Ignacio Gracia NoriegaIgnacio Gracia Noriega


Gracia Noriega, Personas y hechos de Asturias

Ignacio Gracia Noriega

Jovellanos y Arnesto

Leemos en La Nueva España que «el Estado celebrará el bicentenario nario ministerial de Jovellanos en Gijón». Valga tal celebración como homenaje merecido al polígrafo insigne, para quien la acción política no significaba otra cosa que la puesta en práctica de sus ideas: no como ahora, que la política es «modus vivendi» para los más, convirtiéndose el acto de gobernar, noble en otro tiempo, en pura picaresca. Ser nombrado ministro supuso para Jovellanos un cambio radical de su vida y costumbres y el inicio de sus desgracias. Abandona el sosiego de Gijón por una etapa de inquietudes: a punto estuvo de ser envenenado y conoció el destierro y el andar vagando de una parte a otra, en sus últimos y dramáticos días. El mismo lo prevé en sus diarios cuando el 16 de octubre de 1797 anota la impresión adversa que le produce el nombramiento como embajador en Rusia: «Hombre, me da usted un pistoletazo -le dice a Pedro Linares Salazar, cuando se lo comunica- ¡Yo a Rusia! ¡Oh, mi Dios!». Pero su sobrino Baltasar le confirma «la triste noticia». Y añade Jovellanos: «Cuando más lo pienso, más crece mi desolación. De un lado, lo que dejo, de otro el destino a que voy; mi edad, mi pobreza, mi inexperiencia en negocios políticos, mis hábitos de vida dulce y tranquila. La noche cruel».

Por suerte (o por desgracia: nunca se sabe) Jovellanos no llega a ir a Rusia, porque casi de inmediato le reclaman de Madrid: ahí se inicia su carrera ministerial que próximamente va a conmemorarse y que le apartará, de forma ya casi definitiva, de sus múltiples intereses y curiosidades, y de la vida retirada, propia del sabio, que diría fray Luis de León. No se conmemorará, pues, un acontecimiento estimulante. Llegar a ministro es una gran meta, evidentemente, mas según para quien; a Jovellanos le trajo disgustos y rompederos de cabeza: hubiera hecho muchísimo mejor quedándose en Gijón.

Con este motivo recordamos otro homenaje a Jovellanos, debido al sorprendente Ernesto Giménez Caballero, quien, en 1944, con motivo del bicentenario del nacimiento de Jovellanos, aportó una auténtica curiosidad junto con un dato pintoresco: Jovellanos emplea por primera vez en la literatura española el nombre de «Arnesto» o «Ernesto», con el que se dirige poéticamente a su amigo el marino, historiador y poeta José Vargas Ponce, «siguiendo la costumbre neoclásica de poner peluca impersonal -el seudónimo- al verónimo o nombre propio».

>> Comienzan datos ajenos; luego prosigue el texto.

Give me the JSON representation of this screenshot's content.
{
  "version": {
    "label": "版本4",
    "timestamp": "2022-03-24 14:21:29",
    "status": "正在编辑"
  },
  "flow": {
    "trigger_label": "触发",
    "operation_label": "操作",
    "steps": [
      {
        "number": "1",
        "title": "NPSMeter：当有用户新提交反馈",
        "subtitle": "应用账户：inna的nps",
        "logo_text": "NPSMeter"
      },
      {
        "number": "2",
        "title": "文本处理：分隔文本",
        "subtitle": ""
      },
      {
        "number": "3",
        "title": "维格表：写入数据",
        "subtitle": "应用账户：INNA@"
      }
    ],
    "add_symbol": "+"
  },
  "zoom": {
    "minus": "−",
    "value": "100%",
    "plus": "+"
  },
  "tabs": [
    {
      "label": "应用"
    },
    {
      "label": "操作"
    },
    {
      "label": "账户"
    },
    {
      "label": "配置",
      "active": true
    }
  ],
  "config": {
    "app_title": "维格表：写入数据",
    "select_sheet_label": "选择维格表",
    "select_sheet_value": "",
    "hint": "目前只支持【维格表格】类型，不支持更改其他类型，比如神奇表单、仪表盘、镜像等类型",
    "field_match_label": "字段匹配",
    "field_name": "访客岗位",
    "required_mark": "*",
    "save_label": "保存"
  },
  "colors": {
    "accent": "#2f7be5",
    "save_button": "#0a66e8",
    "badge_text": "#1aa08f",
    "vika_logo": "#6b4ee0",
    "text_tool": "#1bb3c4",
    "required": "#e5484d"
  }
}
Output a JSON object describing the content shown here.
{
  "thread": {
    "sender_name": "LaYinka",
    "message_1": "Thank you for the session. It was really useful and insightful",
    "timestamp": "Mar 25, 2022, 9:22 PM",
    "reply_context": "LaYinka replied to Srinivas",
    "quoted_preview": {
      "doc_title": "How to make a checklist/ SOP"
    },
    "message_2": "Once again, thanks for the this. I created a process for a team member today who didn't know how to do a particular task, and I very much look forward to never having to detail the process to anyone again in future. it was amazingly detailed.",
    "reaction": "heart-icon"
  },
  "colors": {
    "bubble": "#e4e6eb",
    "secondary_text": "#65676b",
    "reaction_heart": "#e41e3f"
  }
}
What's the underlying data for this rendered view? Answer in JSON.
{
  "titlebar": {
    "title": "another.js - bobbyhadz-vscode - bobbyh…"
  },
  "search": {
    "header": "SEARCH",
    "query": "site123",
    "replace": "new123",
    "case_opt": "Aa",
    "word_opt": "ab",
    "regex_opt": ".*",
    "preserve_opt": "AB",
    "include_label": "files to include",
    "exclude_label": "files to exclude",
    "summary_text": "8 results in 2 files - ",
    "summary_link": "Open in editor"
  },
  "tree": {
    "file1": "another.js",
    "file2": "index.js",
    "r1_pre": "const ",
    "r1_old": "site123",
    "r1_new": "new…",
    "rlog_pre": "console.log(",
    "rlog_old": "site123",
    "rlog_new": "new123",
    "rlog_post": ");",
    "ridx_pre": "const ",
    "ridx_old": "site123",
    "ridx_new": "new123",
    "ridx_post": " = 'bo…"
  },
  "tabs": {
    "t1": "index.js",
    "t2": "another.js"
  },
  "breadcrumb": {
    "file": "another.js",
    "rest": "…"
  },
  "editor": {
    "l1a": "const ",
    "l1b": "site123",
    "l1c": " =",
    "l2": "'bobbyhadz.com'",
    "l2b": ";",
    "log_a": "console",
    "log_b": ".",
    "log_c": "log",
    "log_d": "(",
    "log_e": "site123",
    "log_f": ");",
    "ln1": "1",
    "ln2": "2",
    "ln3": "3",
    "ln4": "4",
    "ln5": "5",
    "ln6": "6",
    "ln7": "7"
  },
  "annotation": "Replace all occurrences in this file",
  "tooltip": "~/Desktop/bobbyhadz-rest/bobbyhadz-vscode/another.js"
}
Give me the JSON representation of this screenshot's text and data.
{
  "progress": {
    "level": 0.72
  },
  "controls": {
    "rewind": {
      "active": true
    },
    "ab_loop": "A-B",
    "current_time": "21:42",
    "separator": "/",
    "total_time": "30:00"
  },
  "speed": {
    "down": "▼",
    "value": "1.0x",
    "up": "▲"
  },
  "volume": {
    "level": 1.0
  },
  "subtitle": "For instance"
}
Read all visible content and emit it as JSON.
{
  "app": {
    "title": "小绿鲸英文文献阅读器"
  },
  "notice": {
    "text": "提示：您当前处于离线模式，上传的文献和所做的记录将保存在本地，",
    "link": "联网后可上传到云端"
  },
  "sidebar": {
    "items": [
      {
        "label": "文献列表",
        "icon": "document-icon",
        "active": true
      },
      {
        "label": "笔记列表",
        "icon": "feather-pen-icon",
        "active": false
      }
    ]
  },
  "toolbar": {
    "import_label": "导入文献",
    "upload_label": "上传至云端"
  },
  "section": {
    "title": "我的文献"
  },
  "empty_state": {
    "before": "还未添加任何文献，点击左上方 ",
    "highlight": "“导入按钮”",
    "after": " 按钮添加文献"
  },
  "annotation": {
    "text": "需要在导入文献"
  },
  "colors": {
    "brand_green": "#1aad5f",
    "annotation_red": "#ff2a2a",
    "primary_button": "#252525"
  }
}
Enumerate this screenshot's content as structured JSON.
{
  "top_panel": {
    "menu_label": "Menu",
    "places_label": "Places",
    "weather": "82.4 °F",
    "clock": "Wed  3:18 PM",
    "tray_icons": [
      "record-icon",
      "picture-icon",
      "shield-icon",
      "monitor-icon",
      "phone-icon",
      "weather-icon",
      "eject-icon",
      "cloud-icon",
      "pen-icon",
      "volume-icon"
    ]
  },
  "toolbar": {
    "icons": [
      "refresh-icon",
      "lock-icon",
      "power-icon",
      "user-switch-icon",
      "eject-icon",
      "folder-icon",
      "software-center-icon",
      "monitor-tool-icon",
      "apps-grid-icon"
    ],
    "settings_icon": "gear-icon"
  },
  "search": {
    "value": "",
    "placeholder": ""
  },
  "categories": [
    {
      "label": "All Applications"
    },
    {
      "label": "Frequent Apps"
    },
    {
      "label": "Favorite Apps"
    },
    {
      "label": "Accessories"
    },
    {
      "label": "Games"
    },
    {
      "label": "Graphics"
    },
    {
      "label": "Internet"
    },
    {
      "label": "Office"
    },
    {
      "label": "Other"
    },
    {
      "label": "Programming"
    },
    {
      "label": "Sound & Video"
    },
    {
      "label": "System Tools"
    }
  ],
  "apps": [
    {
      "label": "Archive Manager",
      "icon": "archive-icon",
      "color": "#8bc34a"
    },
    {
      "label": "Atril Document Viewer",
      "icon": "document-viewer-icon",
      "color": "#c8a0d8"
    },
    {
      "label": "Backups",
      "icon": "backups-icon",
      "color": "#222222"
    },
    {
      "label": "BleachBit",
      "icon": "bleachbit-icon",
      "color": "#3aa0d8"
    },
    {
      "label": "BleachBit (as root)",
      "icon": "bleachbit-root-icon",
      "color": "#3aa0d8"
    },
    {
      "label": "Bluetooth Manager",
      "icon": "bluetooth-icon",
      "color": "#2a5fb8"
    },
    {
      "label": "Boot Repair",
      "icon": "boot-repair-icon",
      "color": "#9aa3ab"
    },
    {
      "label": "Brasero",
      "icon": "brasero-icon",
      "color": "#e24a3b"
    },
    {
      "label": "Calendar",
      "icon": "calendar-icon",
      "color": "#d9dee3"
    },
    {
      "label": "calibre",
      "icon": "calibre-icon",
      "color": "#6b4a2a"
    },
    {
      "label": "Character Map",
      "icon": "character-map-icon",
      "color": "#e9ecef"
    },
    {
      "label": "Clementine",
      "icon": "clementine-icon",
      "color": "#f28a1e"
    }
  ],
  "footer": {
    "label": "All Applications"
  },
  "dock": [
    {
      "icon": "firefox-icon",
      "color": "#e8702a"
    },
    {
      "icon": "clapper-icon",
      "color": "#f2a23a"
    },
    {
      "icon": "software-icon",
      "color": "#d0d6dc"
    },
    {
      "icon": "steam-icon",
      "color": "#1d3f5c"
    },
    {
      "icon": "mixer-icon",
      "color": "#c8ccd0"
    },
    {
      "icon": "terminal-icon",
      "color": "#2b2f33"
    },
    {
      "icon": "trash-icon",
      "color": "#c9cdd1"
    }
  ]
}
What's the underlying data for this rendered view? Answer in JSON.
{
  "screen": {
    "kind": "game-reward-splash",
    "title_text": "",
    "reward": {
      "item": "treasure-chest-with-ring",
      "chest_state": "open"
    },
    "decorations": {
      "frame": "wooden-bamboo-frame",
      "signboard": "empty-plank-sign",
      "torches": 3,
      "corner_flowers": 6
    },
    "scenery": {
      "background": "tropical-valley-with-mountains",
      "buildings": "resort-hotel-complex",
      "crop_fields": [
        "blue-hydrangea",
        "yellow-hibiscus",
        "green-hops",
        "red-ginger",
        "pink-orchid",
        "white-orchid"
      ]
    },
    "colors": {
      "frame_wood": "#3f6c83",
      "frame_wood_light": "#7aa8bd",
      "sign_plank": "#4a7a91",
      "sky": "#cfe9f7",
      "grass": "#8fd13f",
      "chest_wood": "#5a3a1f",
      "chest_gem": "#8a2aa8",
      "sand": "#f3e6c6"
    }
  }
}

Según Ernesto Giménez Caballero, que, como se verá, investigó, aunque no suficientemente, sobre su nombre de pila, «Emesto» es nombre germánico y medieval que significa «hombre de pro, serio, hidalgo», lo que justifica el juego de palabras de la famosa obra de Oscar Wilde, traducida por «La importancia de llamarse Ernesto», aunque podría traducirse también por «La importancia de ser importante». Este nombre, tan sonoro y magnífico, se incluye en el santoral a partir de Ernesto de Zwiefalten, abad benedictino del siglo XII. Y pertenece también este nombre por derecho propio a la literatura no sólo gracias a Oscar Wilde: dos de los mayores escritores del siglo XX lo llevan: el alemán Ernst Jünger y el norteamericano Ernest Hemingway. En España, el Ernesto más conocido debe ser un actor, Ernesto Vilches, además de Ernesto Giménez Caballero, que es un escritor muy incorrecto política-mente, pero que disparataba con gracejo y -lo que es más sorprendente- con sentido común. Fue uno de los inteléctuales más progresistas de España; por eso no es de extrañar que haya sido el fascista más representativo y brillante en el plano intelectual.

Sin embargo, Giménez Caballero no sólo andaba «confundido» en materia política. También se confunde con «Ernesto», y eso que alardea de que su primer ensayo publicado fue, en 1918, sobre «El licenciado Vidriera», de Cervantes. Mas, curiosamente, desconocía que en otra «novela ejemplar», «La española inglesa», aparece un «Arnesto», malvado conde inglés, mal perdedor. De modo que Jovellanos no es el primero en utilizar ese nombre; es el segundo, y no está mal ser el segundo, después de Cervantes.